Modern Electronics was a hobbyist magazine published from October 1984 to March 1991. It became Computer Craft in April 1991 and the name changed again to MicroComputer Journal in January 1994. Modern Electronics, Inc. was owned by CQ Communications, Inc, the publishers of CQ Amateur Radio.

Art Salsberg was Editor-in-Chief and Alexander W. Burawa was the Managing Editor. The contributing editors included Len Feldman, Glenn Hauser, Forrest Mims and Don Lancaster. Many members of the editorial staff had previously worked for Popular Electronics but left when that magazine was changed to Computers & Electronics. Here is how Art Salsberg described the new magazine.

Many of you probably know of me from my decade-long stewardship of Popular Electronics magazine, which changed its name and editorial philosophy last year to distance itself from active electronics enthusiasts who move fluidly across electronics and computer product areas. In a sense, then, Modern Electronics is the successor to the original concept of Popular Electronics …

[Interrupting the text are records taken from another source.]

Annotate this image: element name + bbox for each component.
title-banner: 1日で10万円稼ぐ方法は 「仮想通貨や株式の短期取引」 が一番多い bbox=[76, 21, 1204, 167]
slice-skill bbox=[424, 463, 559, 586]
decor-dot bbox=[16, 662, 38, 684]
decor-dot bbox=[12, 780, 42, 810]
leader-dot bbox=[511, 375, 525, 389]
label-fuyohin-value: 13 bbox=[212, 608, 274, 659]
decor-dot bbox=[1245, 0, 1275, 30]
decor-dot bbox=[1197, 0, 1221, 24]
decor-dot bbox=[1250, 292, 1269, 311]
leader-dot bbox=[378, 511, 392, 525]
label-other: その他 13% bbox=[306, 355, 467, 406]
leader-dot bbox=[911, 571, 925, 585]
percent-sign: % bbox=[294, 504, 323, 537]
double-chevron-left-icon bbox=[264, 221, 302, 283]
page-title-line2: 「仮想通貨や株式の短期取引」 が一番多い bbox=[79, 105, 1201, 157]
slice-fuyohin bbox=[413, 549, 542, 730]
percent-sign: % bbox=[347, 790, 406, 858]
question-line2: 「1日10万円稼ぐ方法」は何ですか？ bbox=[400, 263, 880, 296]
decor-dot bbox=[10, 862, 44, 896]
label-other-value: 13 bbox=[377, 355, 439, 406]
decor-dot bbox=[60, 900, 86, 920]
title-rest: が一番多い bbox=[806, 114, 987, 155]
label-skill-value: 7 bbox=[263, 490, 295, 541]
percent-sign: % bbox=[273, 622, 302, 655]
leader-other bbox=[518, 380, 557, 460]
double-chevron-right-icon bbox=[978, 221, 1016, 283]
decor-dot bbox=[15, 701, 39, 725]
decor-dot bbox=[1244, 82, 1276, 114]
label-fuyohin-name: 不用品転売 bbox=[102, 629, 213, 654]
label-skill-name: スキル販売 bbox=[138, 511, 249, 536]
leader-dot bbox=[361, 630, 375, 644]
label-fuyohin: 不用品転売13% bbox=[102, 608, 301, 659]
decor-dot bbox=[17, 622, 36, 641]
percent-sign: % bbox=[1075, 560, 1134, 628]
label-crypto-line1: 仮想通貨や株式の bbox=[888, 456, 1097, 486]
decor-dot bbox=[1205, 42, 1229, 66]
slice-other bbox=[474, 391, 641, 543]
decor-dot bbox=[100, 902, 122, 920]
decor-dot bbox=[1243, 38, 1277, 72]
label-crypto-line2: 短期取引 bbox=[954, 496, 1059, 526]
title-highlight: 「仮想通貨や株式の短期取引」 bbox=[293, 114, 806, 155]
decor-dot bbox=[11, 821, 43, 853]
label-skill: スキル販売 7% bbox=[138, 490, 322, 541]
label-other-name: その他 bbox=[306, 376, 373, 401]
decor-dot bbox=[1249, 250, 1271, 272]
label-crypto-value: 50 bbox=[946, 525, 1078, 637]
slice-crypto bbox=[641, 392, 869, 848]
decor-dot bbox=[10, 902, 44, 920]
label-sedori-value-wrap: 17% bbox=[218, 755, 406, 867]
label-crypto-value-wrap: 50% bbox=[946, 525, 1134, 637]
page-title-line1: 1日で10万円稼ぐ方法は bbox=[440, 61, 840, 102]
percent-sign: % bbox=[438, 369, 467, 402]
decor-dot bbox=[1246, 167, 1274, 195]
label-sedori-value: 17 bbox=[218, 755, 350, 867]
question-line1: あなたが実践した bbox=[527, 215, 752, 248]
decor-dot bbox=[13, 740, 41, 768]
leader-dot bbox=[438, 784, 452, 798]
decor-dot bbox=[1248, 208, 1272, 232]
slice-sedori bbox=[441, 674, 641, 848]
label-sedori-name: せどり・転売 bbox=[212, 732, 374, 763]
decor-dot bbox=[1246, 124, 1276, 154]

== Earlier use of title ==
The title Modern Electronics was used by another magazine that ran from February to October 1978. It was published by the Coean Publishing Corporation of Port Washington New York. The publisher was Richard A Cowan and the editors were Anthony Curtis and Mort Walters. Coean Publishing did not register a trademark for the title Modern Electronics so it was available for Art Salsberg to use in 1984.